While Penn’s relationship with the West Philadelphia community has been tumultuous in the past, last night a group of community leaders and educators discussed Penn’s recent focus on interacting positively with its neighbor.

The audience of community members, who filled a little over half the chairs set up in the Arthur Ross Gallery, listened as the panel recounted Penn’s historical interactions with West Philadelphia, as well as the University’s current programs for community involvement.

Ira Harkavy, associate vice president of Penn’s Netter Center for Community Partnerships, moderated the discussion on what he said was “the single most important issue that the University is focusing on” — helping to develop neighboring West Philadelphia.

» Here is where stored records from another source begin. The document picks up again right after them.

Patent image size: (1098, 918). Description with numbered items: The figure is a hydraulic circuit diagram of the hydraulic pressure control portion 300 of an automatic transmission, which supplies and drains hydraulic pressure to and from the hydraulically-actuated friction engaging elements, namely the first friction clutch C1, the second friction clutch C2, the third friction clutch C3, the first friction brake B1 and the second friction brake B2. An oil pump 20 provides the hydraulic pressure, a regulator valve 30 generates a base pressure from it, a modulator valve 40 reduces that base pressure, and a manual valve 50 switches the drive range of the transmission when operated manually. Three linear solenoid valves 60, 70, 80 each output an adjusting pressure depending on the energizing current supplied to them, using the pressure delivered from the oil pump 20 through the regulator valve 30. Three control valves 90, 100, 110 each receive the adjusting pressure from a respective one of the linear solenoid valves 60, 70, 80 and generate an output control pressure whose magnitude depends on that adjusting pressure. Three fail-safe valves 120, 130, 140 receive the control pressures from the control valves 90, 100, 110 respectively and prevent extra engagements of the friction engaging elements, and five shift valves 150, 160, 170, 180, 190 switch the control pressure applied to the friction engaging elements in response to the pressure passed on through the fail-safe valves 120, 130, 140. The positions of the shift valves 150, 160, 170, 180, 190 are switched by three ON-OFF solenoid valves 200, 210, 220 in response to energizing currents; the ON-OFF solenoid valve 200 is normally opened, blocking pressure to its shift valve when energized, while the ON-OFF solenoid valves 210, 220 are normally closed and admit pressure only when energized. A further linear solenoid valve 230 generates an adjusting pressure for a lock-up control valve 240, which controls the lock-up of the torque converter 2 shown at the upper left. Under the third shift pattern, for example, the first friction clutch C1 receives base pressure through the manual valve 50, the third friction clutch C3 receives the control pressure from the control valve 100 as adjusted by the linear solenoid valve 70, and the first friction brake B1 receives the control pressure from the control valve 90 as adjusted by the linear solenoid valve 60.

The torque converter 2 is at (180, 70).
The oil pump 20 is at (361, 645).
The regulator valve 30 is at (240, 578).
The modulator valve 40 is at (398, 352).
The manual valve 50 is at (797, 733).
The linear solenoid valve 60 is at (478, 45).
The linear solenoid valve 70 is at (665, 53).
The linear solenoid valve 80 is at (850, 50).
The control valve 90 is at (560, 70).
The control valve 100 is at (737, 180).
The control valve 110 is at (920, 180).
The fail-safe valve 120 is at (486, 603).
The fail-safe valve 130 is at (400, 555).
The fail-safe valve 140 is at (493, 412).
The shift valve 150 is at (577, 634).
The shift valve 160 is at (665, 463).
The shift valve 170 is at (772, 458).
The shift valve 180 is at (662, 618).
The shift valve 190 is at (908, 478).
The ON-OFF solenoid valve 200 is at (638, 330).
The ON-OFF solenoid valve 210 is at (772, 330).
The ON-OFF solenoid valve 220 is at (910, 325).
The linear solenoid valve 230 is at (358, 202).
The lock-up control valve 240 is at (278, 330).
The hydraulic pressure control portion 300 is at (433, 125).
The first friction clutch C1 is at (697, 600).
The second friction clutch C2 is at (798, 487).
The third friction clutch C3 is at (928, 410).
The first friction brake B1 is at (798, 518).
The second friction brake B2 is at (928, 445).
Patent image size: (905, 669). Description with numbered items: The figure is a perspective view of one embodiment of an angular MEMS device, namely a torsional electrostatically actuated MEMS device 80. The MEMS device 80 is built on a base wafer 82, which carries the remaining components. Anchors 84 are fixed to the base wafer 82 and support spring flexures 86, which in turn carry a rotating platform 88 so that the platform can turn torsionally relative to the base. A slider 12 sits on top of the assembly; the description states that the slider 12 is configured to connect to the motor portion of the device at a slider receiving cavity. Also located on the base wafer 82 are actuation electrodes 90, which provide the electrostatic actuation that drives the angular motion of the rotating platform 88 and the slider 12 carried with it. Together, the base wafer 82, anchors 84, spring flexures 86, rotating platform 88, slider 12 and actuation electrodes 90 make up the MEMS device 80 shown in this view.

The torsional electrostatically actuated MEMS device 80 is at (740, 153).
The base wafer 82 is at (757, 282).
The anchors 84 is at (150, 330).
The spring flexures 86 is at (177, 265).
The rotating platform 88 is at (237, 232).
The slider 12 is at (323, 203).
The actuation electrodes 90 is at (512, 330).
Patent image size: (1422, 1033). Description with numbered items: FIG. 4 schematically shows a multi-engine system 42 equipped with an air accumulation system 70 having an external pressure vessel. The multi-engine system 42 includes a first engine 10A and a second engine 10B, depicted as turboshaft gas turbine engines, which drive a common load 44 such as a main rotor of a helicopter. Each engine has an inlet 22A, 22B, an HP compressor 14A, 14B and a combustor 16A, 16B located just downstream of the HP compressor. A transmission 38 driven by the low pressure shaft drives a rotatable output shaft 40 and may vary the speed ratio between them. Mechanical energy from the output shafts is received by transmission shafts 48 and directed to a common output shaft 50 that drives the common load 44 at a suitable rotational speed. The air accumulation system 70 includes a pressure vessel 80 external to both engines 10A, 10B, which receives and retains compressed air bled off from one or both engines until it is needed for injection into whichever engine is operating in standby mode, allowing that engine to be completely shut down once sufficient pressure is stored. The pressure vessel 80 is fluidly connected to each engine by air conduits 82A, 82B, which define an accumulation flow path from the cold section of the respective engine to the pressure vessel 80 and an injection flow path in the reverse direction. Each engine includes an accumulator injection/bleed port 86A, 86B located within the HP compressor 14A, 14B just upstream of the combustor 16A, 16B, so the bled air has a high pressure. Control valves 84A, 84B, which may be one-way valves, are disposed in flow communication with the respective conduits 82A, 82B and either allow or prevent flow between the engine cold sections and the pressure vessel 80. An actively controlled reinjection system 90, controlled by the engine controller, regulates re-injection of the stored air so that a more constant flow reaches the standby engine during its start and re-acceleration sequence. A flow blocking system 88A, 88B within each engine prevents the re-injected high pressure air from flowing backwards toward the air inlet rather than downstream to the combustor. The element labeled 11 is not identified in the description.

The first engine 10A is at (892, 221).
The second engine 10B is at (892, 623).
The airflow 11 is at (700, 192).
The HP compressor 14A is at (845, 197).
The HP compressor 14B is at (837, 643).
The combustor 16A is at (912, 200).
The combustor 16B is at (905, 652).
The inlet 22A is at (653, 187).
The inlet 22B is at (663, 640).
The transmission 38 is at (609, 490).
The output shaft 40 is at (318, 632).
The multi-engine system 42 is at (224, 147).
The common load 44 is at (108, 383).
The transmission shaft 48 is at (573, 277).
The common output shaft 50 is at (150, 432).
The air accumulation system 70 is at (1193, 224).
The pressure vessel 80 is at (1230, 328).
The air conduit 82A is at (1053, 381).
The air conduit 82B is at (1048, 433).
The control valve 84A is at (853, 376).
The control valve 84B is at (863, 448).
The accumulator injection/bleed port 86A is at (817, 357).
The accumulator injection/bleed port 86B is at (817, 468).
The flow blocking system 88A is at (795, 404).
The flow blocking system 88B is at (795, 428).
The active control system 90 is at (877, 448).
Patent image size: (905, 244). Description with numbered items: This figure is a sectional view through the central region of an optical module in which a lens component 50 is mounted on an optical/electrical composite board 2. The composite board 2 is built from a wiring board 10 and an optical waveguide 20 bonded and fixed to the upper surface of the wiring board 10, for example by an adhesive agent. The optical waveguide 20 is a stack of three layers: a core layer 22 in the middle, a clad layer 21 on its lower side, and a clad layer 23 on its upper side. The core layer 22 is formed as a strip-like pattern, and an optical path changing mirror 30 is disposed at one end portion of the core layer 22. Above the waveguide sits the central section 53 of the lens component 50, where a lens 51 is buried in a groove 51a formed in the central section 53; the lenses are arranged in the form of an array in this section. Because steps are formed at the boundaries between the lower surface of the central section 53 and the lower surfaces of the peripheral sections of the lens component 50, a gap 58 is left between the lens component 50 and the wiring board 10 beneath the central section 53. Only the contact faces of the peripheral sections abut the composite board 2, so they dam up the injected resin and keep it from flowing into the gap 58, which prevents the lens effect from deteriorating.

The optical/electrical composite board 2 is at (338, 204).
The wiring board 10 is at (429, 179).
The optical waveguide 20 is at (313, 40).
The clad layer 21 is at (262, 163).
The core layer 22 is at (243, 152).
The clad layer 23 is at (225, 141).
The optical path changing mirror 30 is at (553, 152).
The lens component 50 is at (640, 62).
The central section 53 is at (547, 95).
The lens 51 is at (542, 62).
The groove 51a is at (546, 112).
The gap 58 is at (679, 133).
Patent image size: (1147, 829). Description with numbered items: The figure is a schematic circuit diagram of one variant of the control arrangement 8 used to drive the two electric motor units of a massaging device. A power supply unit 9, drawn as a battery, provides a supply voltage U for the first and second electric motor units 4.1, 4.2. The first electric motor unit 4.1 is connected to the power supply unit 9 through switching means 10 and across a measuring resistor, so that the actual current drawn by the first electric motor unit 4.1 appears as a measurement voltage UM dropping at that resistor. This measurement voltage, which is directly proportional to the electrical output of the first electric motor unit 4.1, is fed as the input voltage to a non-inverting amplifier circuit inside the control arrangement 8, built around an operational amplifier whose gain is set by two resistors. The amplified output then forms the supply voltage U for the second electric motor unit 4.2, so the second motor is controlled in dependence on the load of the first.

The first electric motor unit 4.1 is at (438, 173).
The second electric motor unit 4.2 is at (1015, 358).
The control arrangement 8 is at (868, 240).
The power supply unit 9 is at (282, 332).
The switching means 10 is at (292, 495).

West Philadelphia has come a long way since the 1990s, when crime was on a major upspring, said panelist and member of the Spruce Hill Community Trust Board of Directors Barry Grossbach.

Penn faculty and students, as well as West Philadelphia community members, have many more opportunities today to help ameliorate their neighborhoods, he added, citing the recent success of tutoring endeavors in the community and the Penn Alexander Elementary School.

According to Grossbach, these outreach programs have been so successful that outside organizations have started to follow Penn’s footsteps. For instance, the Teacher’s College of Columbia University wants to create a program similar to that of Alexander Elementary School.

“I’ve seen the change,” Leslie Rogers, a Penn doctoral candidate, said. As a Penn undergraduate and graduate student, she said, she felt that West Philadelphia community members were very skeptical of her intentions when she went to volunteer and later teach there. Now, Penn faculty and students are more warmly welcomed, she said.

Rogers said Penn undergraduates getting involved in West Philadelphia is a key to community-building.

Thanks to an array of recently established programs, these students now “get to actually problem-solve in the community,” she said.

Still, attendee Glenwood Charles, a Penn graduate who now oversees the Netter Center’s tutoring program and reading initiative, argued that there is still more to be done.

“Get more involved,” he told students. “There are a lot of opportunities.”